Open Education Resources

Discussion in 'Online & DL Teaching' started by mattbrent, Feb 15, 2013.

Loading...
  1. mattbrent

    mattbrent Well-Known Member

    Howdy folks!

    The Chancellor of the Virginia Community College System has helped to set up a grant that faculty across the system can apply for. Essentially we have to put together a plan to turn one of the VCCS' highest enrolled courses into a course that solely uses Open Education Resources. The folks chosen for the grant get $3000 to compensate them for developing courses using these resources.

    There are a slew of courses that can be done, but within my field there are two: US History (until the Civil War) and Western Civilization (up to the Reformation). I'm going to be completing a grant application to create an OER course for Western Civ. They encourage us to consider already existing resources, like MIT Open Courseware and Saylor.

    I'm exciting about this opportunity. Even if I'm not selected for the grant, I had been thinking about doing something similar for my political science courses.
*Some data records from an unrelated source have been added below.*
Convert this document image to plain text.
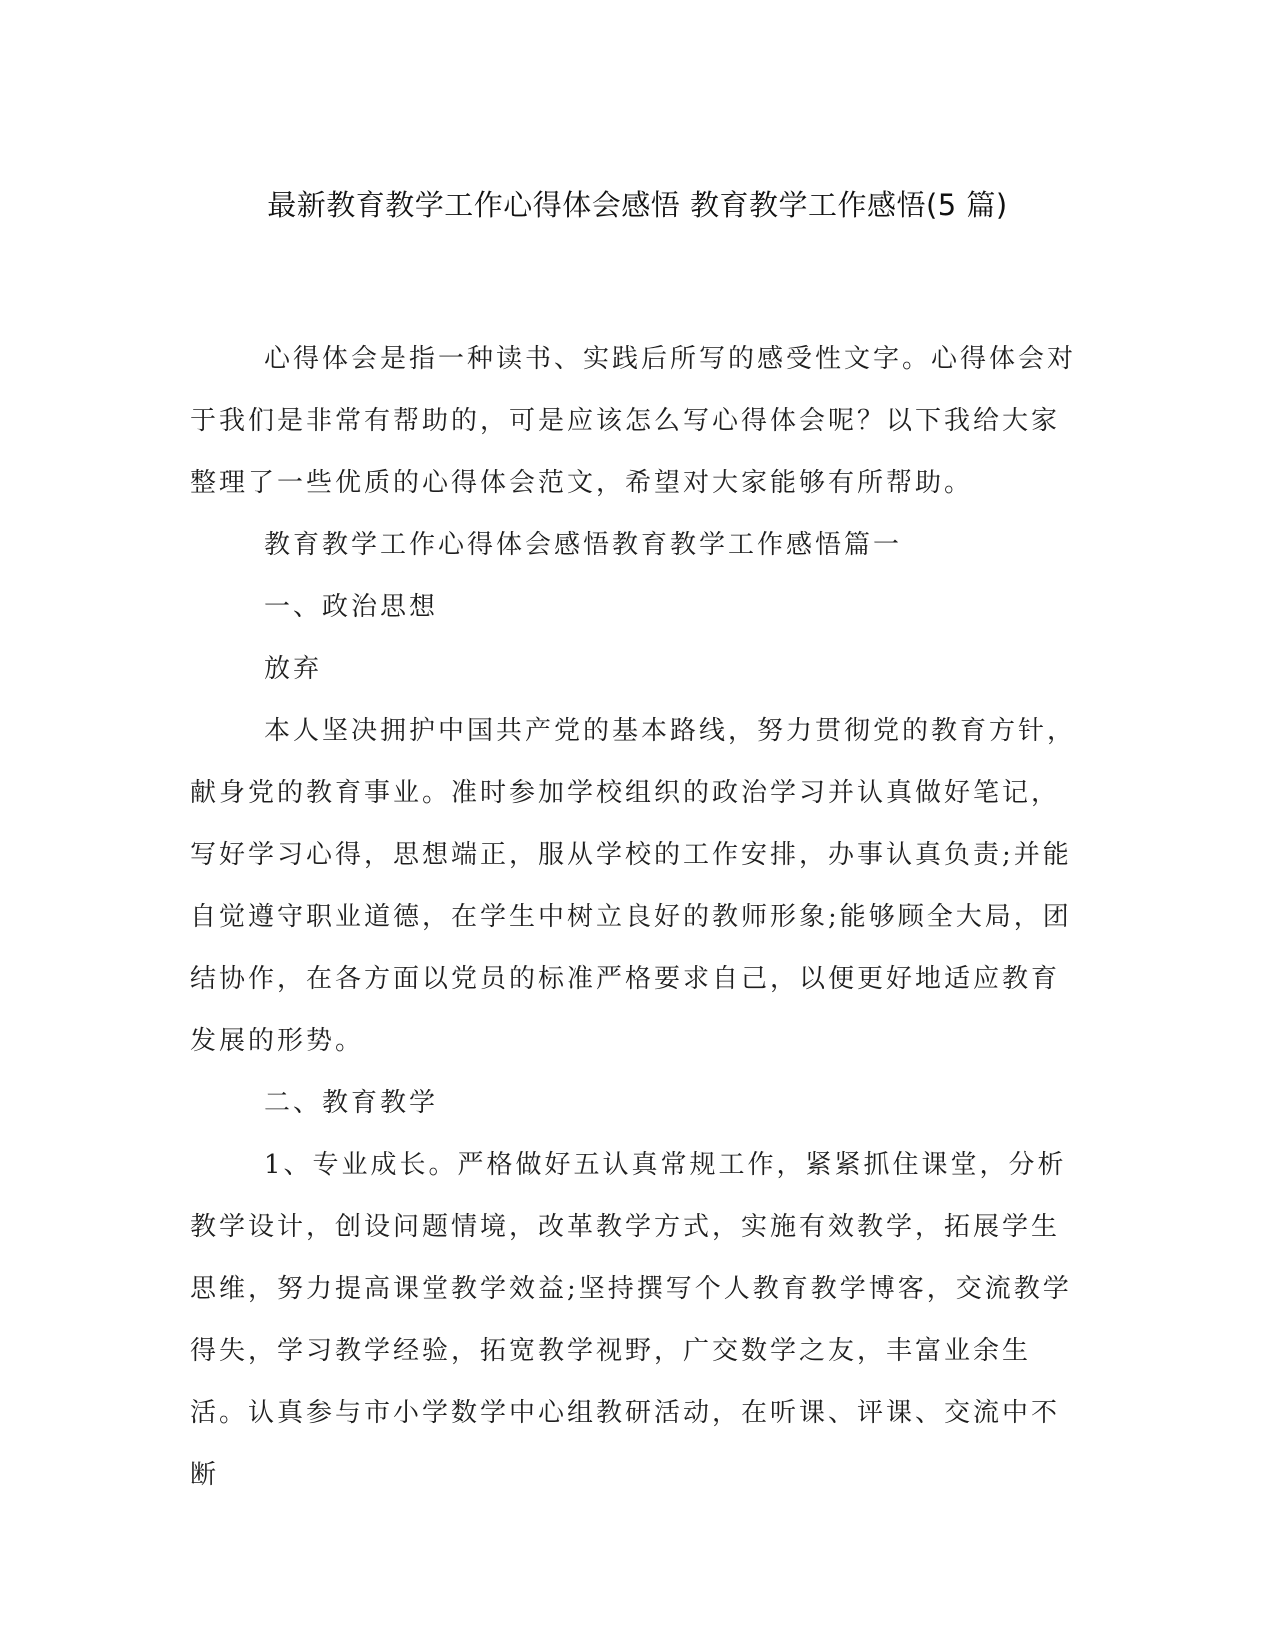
最新教育教学工作心得体会感悟 教育教学工作感悟(5 篇)

心得体会是指一种读书、实践后所写的感受性文字。心得体会对于我们是非常有帮助的，可是应该怎么写心得体会呢？以下我给大家整理了一些优质的心得体会范文，希望对大家能够有所帮助。

教育教学工作心得体会感悟教育教学工作感悟篇一

一、政治思想

放弃

本人坚决拥护中国共产党的基本路线，努力贯彻党的教育方针，献身党的教育事业。准时参加学校组织的政治学习并认真做好笔记，写好学习心得，思想端正，服从学校的工作安排，办事认真负责;并能自觉遵守职业道德，在学生中树立良好的教师形象;能够顾全大局，团结协作，在各方面以党员的标准严格要求自己，以便更好地适应教育发展的形势。

二、教育教学

1、专业成长。严格做好五认真常规工作，紧紧抓住课堂，分析教学设计，创设问题情境，改革教学方式，实施有效教学，拓展学生思维，努力提高课堂教学效益;坚持撰写个人教育教学博客，交流教学得失，学习教学经验，拓宽教学视野，广交数学之友，丰富业余生活。认真参与市小学数学中心组教研活动，在听课、评课、交流中不断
    I was just curious though, if any of you have created a course that uses OER? The whole goal is to decrease the cost of attendance for our students. Right now a course is about $350 in tuition, and the book can run another $200-300. It's insane how expensive textbooks have gotten.

    If any of you have experience doing this, I'd love to hear about it.

    Thanks!
    Matt
     
  2. SteveFoerster

    SteveFoerster Resident Gadfly Staff Member

    I have extensive experience in this area, please let me know how I can help. It sounds like the main thing you need is an OER textbook, or at least a set of resources that's a viable alternative to a textbook. If that's so, and you can narrow things down to the course you'd like to teach this way the most, I'd be happy to see what can be found for you.
     
  3. mattbrent

    mattbrent Well-Known Member

    Thanks, Steve!

    In the chancellor's messages brochure about this program, they list a bunch of resources we can use. The key is that we're not making our own stuff, other than maybe quizzes and such. The books and whatnot have to come from already existing sources. I've already peeked at Saylor, and they have quite a bit.

    -Matt
     
  4. SteveFoerster

    SteveFoerster Resident Gadfly Staff Member

    The Saylor Foundation is fantastic. You may also be interested to search OER Commons for additional materials.

    Is the part about not making your own stuff simply because you're not supposed to spend the time to do it? Because, generally speaking, if you do create material you can always release it as OERs as well.
     
  5. mattbrent

    mattbrent Well-Known Member

    No, I think they just want us focusing on making use of already existing materials and using our time building a course with those, as opposed to building the whole thing from scratch. I'm sure I will be making some of my own stuff, but as the saying goes "there's no need to reinvent the wheel..."

    Anything we do create has to have a creative commons license, and I'm totally fine with that.